Ninth Circuit Holds Fifth Amendment Privilege Inapplicable to Subpoena for Foreign Bank Records Required under Bank Secrecy Act
In In re Grand Jury Investigation M.H. v. United States, 648 F.3d 1067 (9thCir.2011), the Ninth Circuit held that foreign bank account records required to be kept under the Bank Secrecy Act (“BSA”) fall within the Required Records Doctrine, thus rendering the Fifth Amendment privilege against self-incrimination inapplicable to a subpoena for these records.
M.H. was the target of a grand jury investigation seeking to determine whether he used secret Swiss bank accounts to evade federal taxes. The grand jury issued a subpoena to M.H. for the production of records relating to his offshore banking activity that were required to be kept under the BSA. M.H. refused to comply, arguing that if he provided the requested information, he risked incriminating himself in violation of his Fifth Amendment privilege. The district court granted the government’s motion to compel after concluding that the requested records fell within the Required Records Doctrine and, therefore, the Fifth Amendment was inapplicable. When M.H. again refused to comply, the court held him in contempt, but stayed the contempt order pending appeal.
The Ninth Circuit affirmed the district court’s contempt order. Relying on Shapiro v. United States, 335 U.S. 1 (1948), the court reasoned that, under the Required Records Doctrine, the Fifth Amendment privilege does not extend to records required to be kept as a result of an individual’s voluntary participation in a regulated activity.

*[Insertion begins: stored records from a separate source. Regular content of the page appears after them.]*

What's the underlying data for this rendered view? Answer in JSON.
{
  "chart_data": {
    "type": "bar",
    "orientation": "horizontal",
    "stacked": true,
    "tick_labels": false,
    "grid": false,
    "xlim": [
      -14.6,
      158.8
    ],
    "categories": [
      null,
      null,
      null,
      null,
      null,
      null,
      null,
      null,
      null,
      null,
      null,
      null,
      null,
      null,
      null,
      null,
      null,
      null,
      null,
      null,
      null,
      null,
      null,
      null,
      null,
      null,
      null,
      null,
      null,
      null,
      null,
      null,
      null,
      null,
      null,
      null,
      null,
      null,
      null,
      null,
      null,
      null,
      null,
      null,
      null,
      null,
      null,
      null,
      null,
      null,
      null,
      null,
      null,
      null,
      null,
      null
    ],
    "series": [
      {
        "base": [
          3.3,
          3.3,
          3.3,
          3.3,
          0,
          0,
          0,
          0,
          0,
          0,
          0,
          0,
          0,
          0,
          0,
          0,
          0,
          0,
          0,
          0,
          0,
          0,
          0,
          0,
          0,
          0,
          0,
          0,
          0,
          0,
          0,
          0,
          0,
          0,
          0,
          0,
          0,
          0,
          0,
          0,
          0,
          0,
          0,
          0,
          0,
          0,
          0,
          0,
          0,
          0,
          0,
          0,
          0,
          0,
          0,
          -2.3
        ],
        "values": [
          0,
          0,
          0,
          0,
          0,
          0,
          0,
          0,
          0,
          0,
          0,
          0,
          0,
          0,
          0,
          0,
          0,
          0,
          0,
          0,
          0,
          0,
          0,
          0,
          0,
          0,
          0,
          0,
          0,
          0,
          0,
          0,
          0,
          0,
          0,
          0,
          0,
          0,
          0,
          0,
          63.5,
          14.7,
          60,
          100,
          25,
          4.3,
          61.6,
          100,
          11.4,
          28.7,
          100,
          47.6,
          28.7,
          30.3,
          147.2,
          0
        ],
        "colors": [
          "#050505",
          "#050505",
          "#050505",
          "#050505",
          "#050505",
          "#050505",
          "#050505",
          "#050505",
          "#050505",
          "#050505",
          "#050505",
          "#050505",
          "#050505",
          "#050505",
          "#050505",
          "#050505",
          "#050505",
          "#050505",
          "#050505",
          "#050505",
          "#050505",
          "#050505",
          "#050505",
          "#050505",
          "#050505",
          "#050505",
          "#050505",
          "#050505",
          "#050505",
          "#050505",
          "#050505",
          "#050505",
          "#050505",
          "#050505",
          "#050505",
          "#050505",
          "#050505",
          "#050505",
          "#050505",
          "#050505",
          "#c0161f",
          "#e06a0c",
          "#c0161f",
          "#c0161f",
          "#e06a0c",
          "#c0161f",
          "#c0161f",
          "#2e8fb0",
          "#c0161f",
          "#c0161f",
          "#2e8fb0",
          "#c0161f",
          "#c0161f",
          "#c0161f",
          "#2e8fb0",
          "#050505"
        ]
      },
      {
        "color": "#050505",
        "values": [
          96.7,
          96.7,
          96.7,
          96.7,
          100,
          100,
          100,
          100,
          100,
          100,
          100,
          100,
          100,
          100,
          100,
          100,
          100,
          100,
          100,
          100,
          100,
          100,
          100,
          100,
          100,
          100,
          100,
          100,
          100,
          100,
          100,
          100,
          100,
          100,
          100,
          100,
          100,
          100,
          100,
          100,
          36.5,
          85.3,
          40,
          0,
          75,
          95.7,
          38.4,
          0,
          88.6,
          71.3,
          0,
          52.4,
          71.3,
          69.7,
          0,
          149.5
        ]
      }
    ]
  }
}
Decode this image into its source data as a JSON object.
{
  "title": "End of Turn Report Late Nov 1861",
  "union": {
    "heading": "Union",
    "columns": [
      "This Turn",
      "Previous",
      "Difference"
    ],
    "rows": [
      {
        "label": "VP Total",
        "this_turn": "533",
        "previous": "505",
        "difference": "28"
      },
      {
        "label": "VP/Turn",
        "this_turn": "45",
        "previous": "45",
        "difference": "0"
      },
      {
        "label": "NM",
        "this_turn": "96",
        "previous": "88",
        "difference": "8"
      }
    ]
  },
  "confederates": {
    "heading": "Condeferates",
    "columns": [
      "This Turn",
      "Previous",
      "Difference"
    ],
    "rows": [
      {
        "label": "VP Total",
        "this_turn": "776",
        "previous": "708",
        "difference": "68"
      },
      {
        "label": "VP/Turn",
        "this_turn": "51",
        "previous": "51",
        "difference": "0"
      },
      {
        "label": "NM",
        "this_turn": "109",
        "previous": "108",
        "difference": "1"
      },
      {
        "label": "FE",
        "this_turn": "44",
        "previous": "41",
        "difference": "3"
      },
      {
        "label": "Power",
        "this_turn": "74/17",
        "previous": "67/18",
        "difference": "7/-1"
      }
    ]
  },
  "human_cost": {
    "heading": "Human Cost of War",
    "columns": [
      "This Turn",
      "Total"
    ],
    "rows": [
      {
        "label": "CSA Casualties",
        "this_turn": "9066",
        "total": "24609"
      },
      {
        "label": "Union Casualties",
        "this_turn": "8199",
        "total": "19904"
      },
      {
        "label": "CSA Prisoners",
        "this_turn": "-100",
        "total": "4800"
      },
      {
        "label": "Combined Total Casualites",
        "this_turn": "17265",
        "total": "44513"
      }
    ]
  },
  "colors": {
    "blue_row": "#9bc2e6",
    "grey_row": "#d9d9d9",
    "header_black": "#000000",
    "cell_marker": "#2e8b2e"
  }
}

The court noted that the Required Records Doctrine applies if “(1) the purpose of the government’s inquiry is regulatory, not criminal; (2) the information requested is contained in documents of a kind the regulated party customarily keeps; and (3) the records have public aspects.” In re Grand Jury Investigation M.H., 648 F.3d at 1072 (citation omitted).
In this case, the court first determined that the purpose of the BSA record-keeping requirements is regulatory, not criminal, because having an offshore account is not inherently illegal. Second, the court noted that the records at issue consisted of basic account information that bank customers would customarily keep in order to access their foreign bank accounts and to report the information to the IRS. Third, the records had public aspects because they were required in furtherance of a valid regulatory scheme. Accordingly, the court concluded the Required Records Doctrine applied, and M.H. could not invoke the Fifth Amendment privilege to resist compliance with the subpoena.